- Directed by: Oswald Mitchell
- Screenplay by: Vera Allinson
- Produced by: Hugh Perceval (uncredited)
- Starring: Wilfrid Lawson Ann Todd John Warwick
- Cinematography: Stephen Dade
- Edited by: A.C. Knott
- Music by: Percival Mackey
- Production companies: Butcher's Film Service Signet Picture Corporation (uncredited)
- Distributed by: Butcher's Film Service (UK)
- Release date: 25 August 1941 (UK);
- Running time: 80 min.
- Country: United Kingdom
- Language: English

= Danny Boy (1941 film) =

1941 British film by Oswald Mitchell

Danny Boy is a 1941 British drama film directed by Oswald Mitchell and starring David Farrar, Wilfrid Lawson, Ann Todd, John Warwick, and Grant Tyler. It was written by Vera Allinson.

==Cast==
- David Farrar as Martin
- Wilfrid Lawson as Newton
- Ann Todd as Jane Kaye
- John Warwick as Carter
- Grant Tyler as Danny
- Wylie Watson as Fiddlesticks
- Tony Quinn as Maloney
- Nora Gordon as Mrs Maloney
- Pat Lennox as manager
- Albert Whelan as Scotty
- Harry Herbert as Skinny

==Reception==
The Monthly Film Bulletin wrote: "This simple story is developed sincerely and humanly by the players – Ann Todd as Jane Kay is charming, John Warwick plays the sensitive musician with feeling and Grant Tyler is excellently cast in the title role. His spontaneous chuckles at Wylie Watson and Albert Whelan, who supply the humorous interludes, and his trusting simplicity during each turn of event, will appeal to all, though the sentiment may be overstressed for some.

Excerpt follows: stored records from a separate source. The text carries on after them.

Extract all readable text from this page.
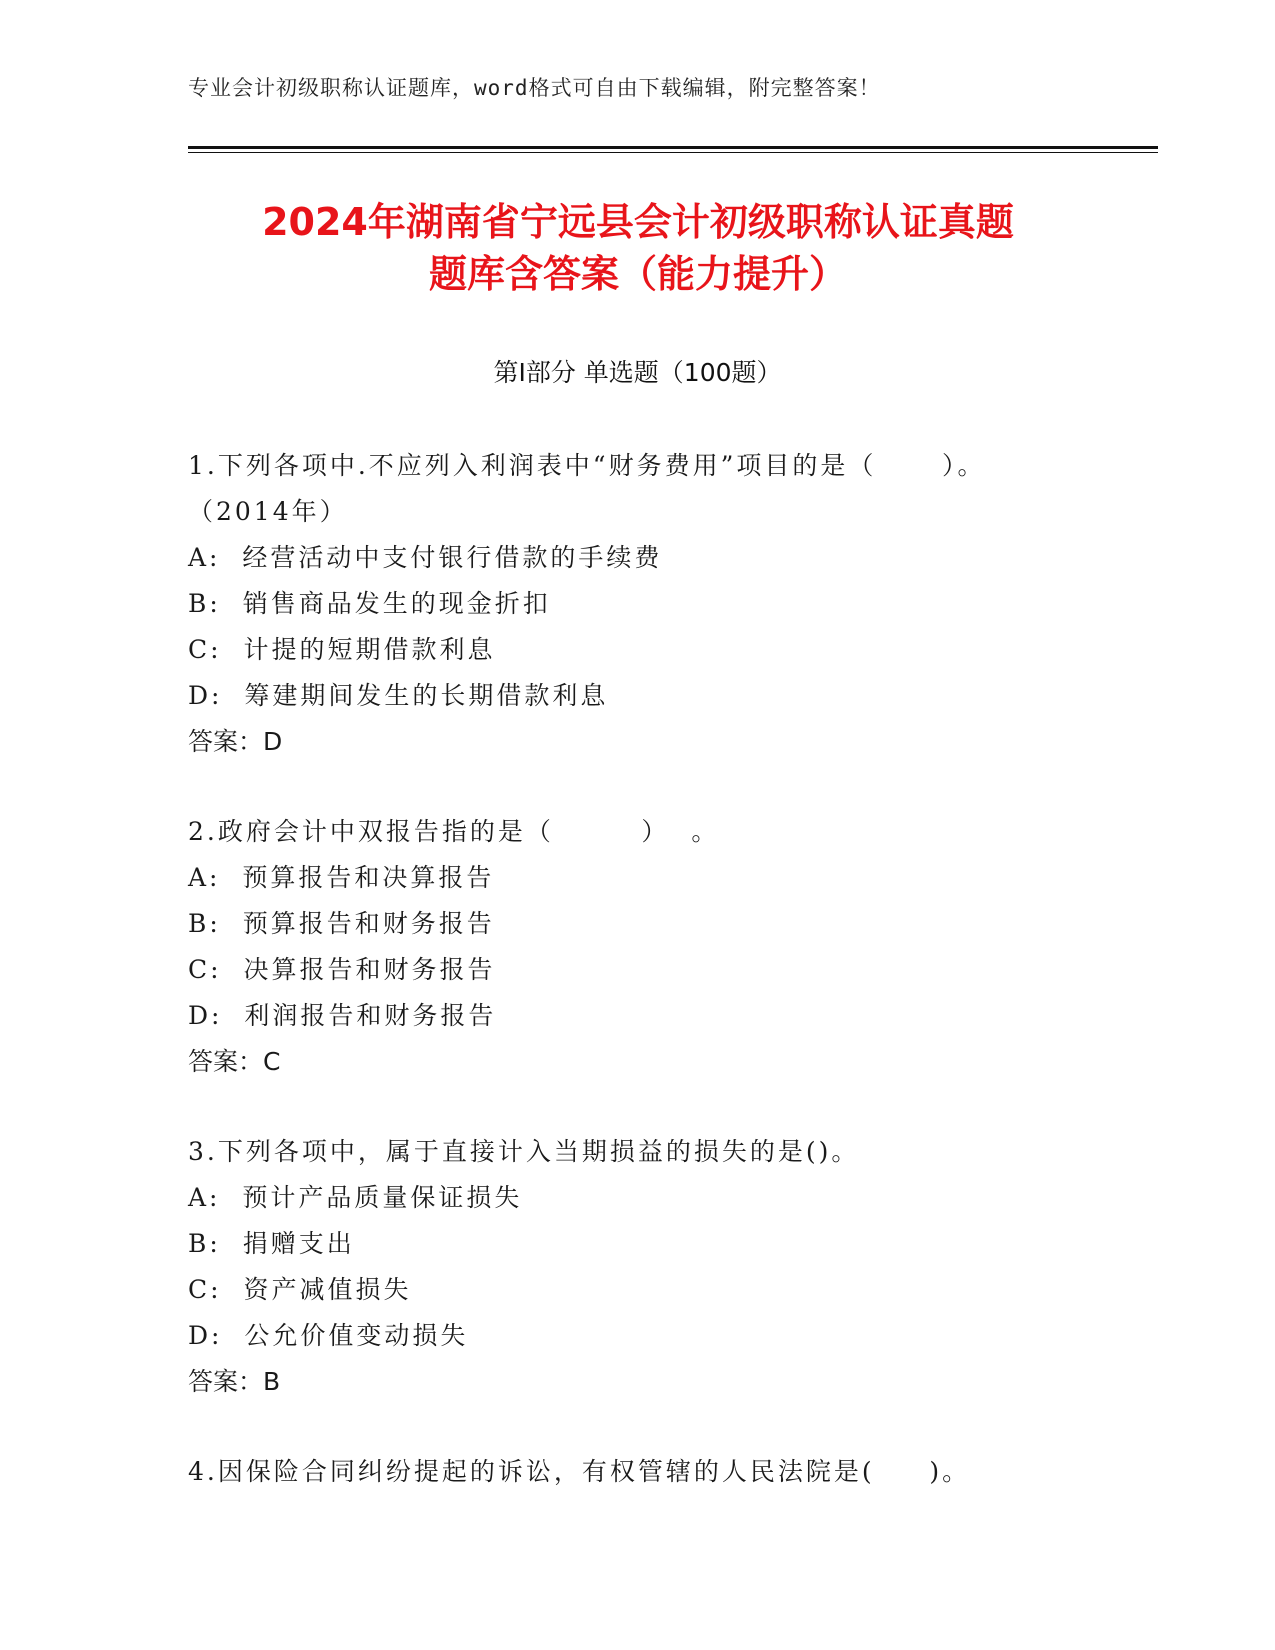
专业会计初级职称认证题库，word格式可自由下载编辑，附完整答案！
2024年湖南省宁远县会计初级职称认证真题
题库含答案（能力提升）
第Ⅰ部分 单选题（100题）
1.下列各项中.不应列入利润表中“财务费用”项目的是（      ）。
（2014年）
A:  经营活动中支付银行借款的手续费
B:  销售商品发生的现金折扣
C:  计提的短期借款利息
D:  筹建期间发生的长期借款利息
答案：D
2.政府会计中双报告指的是（        ）  。
A:  预算报告和决算报告
B:  预算报告和财务报告
C:  决算报告和财务报告
D:  利润报告和财务报告
答案：C
3.下列各项中，属于直接计入当期损益的损失的是()。
A:  预计产品质量保证损失
B:  捐赠支出
C:  资产减值损失
D:  公允价值变动损失
答案：B
4.因保险合同纠纷提起的诉讼，有权管辖的人民法院是(     )。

The scenes of London in the blitz are well photographed and almost too realistic."

Kine Weekly wrote: "The story is no profound contribution to screen literature, neither does it aspire to documentary, but transparent as it is, it nevertheless amply serves its purpose as a peg for popular comedy, sentiment aud tunes. ... The principal players are, with few exceptions, more than equal to their responsibilities – Grant Tyler is, for instance, a real juvenile discovery – and the direction is not lacking in resource."

Halliwell's Film and Video Guide describes the film as a "sentimental drama with music; not for the critical."